Lütfen hemen başlamayın “Hristiyanlar kulübü”, “onlar da zaten bizi istemiyor” filan edebiyatına. Bunlar yalan dolan. İnanın bana Alman, Fransız yahut İngiliz kibri aslında kendisinden başka hiç bir şeyi istemiyor. Felçli gülümsemeleri ve sentetik nezaketleriyle meşhur Alman diplomatlarının Bulgaristan’a, Yunanistan’a, Macaristan’a, Polonya’ya bayıldığını düşünen yanılır. Ayrıca Müslüman Bosna-Hersek, Arnavutluk, Kosova ve yarıya yakını Müslüman olan Makedonya girmeyecek mi AB’ye? Atı alan Avrupa’yı geçti bile.

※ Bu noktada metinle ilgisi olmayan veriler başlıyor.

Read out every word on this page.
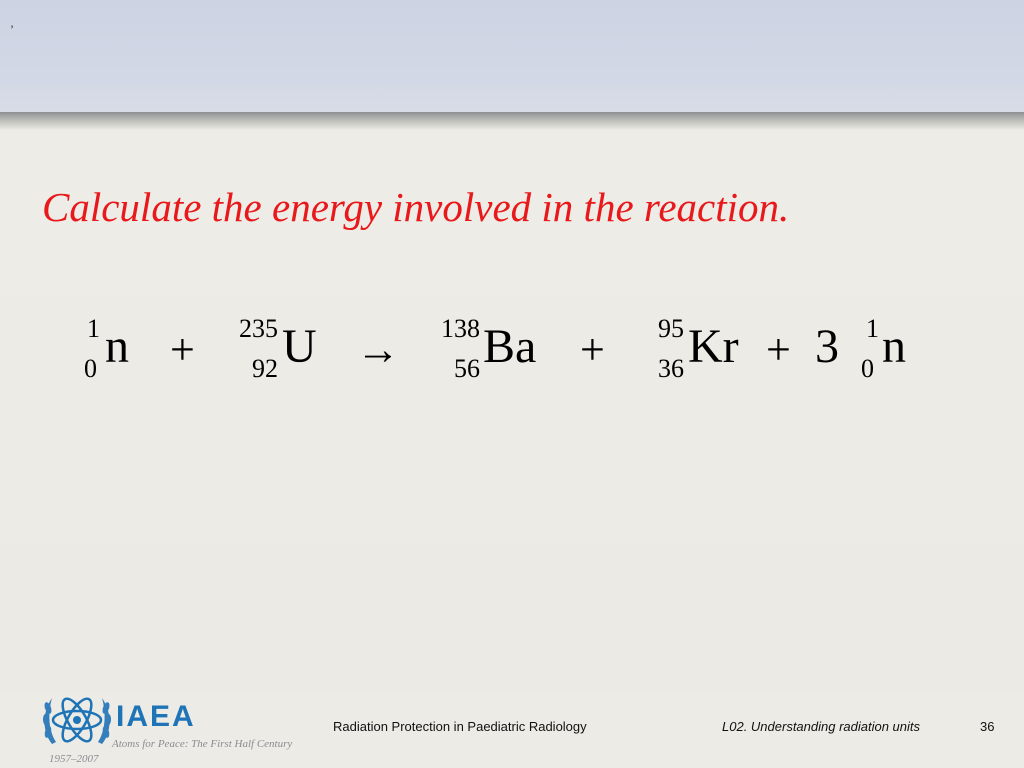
’
Calculate the energy involved in the reaction.
1
0 n +	235
92 U →	138
56 Ba +	95
36 Kr + 3 1
0 n
IAEA
Atoms for Peace: The First Half Century
1957–2007
Radiation Protection in Paediatric Radiology	L02. Understanding radiation units	36
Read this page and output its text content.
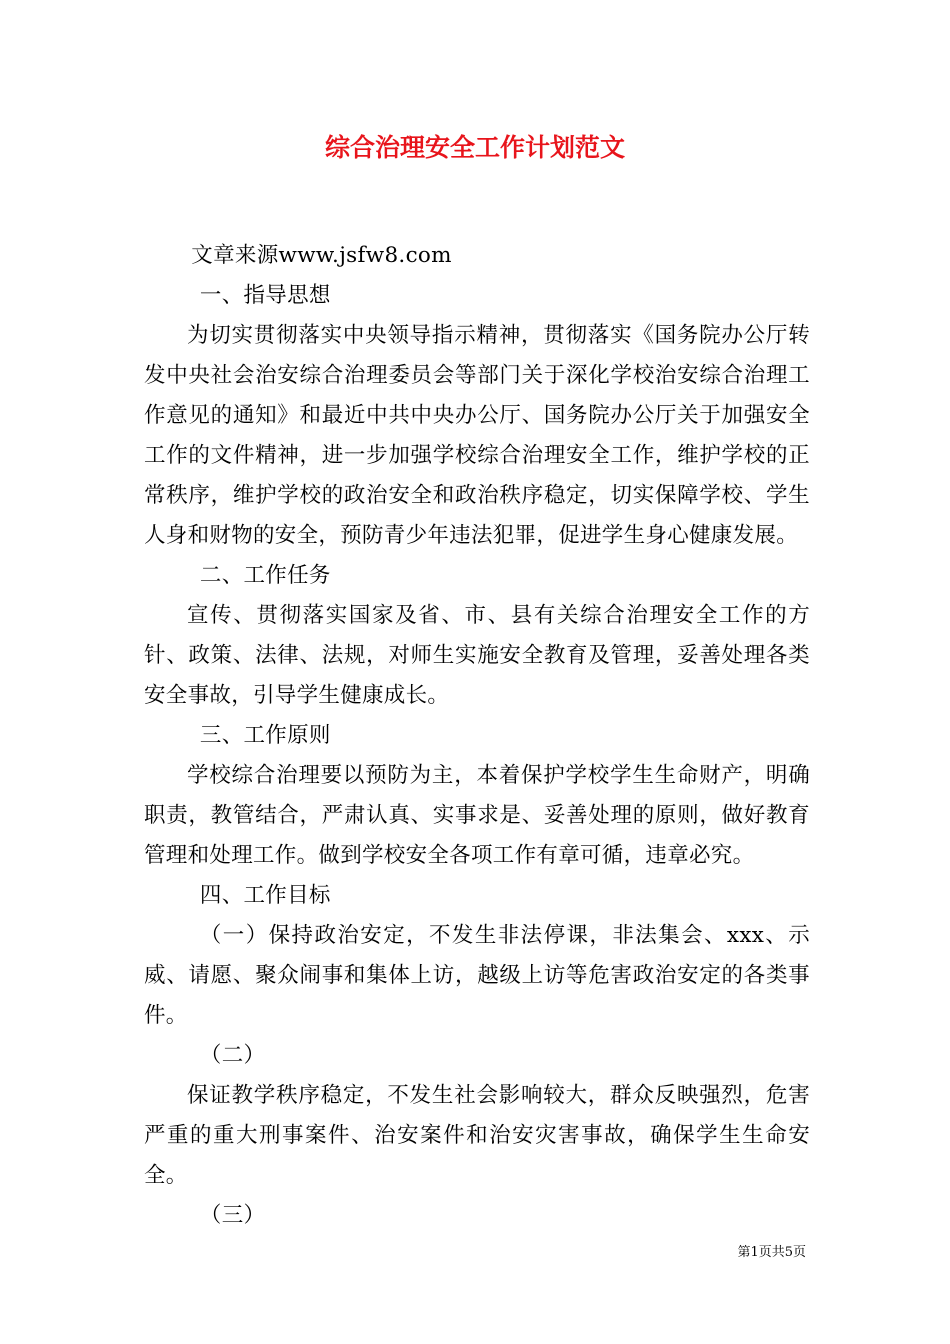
综合治理安全工作计划范文

文章来源www.jsfw8.com

一、指导思想

为切实贯彻落实中央领导指示精神，贯彻落实《国务院办公厅转发中央社会治安综合治理委员会等部门关于深化学校治安综合治理工作意见的通知》和最近中共中央办公厅、国务院办公厅关于加强安全工作的文件精神，进一步加强学校综合治理安全工作，维护学校的正常秩序，维护学校的政治安全和政治秩序稳定，切实保障学校、学生人身和财物的安全，预防青少年违法犯罪，促进学生身心健康发展。

二、工作任务

宣传、贯彻落实国家及省、市、县有关综合治理安全工作的方针、政策、法律、法规，对师生实施安全教育及管理，妥善处理各类安全事故，引导学生健康成长。

三、工作原则

学校综合治理要以预防为主，本着保护学校学生生命财产，明确职责，教管结合，严肃认真、实事求是、妥善处理的原则，做好教育管理和处理工作。做到学校安全各项工作有章可循，违章必究。

四、工作目标

（一）保持政治安定，不发生非法停课，非法集会、xxx、示威、请愿、聚众闹事和集体上访，越级上访等危害政治安定的各类事件。

（二）

保证教学秩序稳定，不发生社会影响较大，群众反映强烈，危害严重的重大刑事案件、治安案件和治安灾害事故，确保学生生命安全。

（三）

第1页共5页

Yahut “Avrupa matah bir şey mi?” ezberine de sarılmayın. Elbette değil. Afrika’ya sağ eliyle Laptop’tan aşıya bir çok şey gönderip sol eliyle ne bileyim bütün balıklarını emen o Avrupa. Ruanda’sından Cezayir’ine cetvelle sınır çizip kanla kıta temizliği yapan da o Avrupa. Bugün içindeki, yoldaki göçmenlere (Türkiye kadar olmasa da) kötü davranan da o Avrupa. Ama konu bu değil.
Bir de “Batı’nın kötü ahlakı” edebiyatı var. Bu saçmalığa nefes tüketmeyeceğim. Bir klişeyi anıp geçeceğim: Türkiye’nin pek çok yerinde bir erkeğin bir kadını sokakta öpmesi dövmesinden daha risklidir. Bu, ahlaksızlığın daniskasıdır. Batı’da böyle değildir.
Son olarak “paraları var ondan böyle” edebiyatından bahsedeyim. Paranın feriştahı Suudi Arabistan’da var. Var da sanki insanların ve bilumum mahlukatın saadeti için harcanıyor. Suudiler dahil herkes biliyor ki krallarının, prenslerinin kepazeliklerine, silaha ve görgüsüz binalara terbiyesizce harcanıyor o servet.
Velhasıl bunlar gibi yığınla martaval bizim memleket 208 boyunca yanaştığı Avrupa’dan uzaklaştıkça masanın üzerine çıkarılır. Listeyi çıkar, ezberden say (Devletin bu kurnazlığı tamam da halka ne oluyor onu anlamam).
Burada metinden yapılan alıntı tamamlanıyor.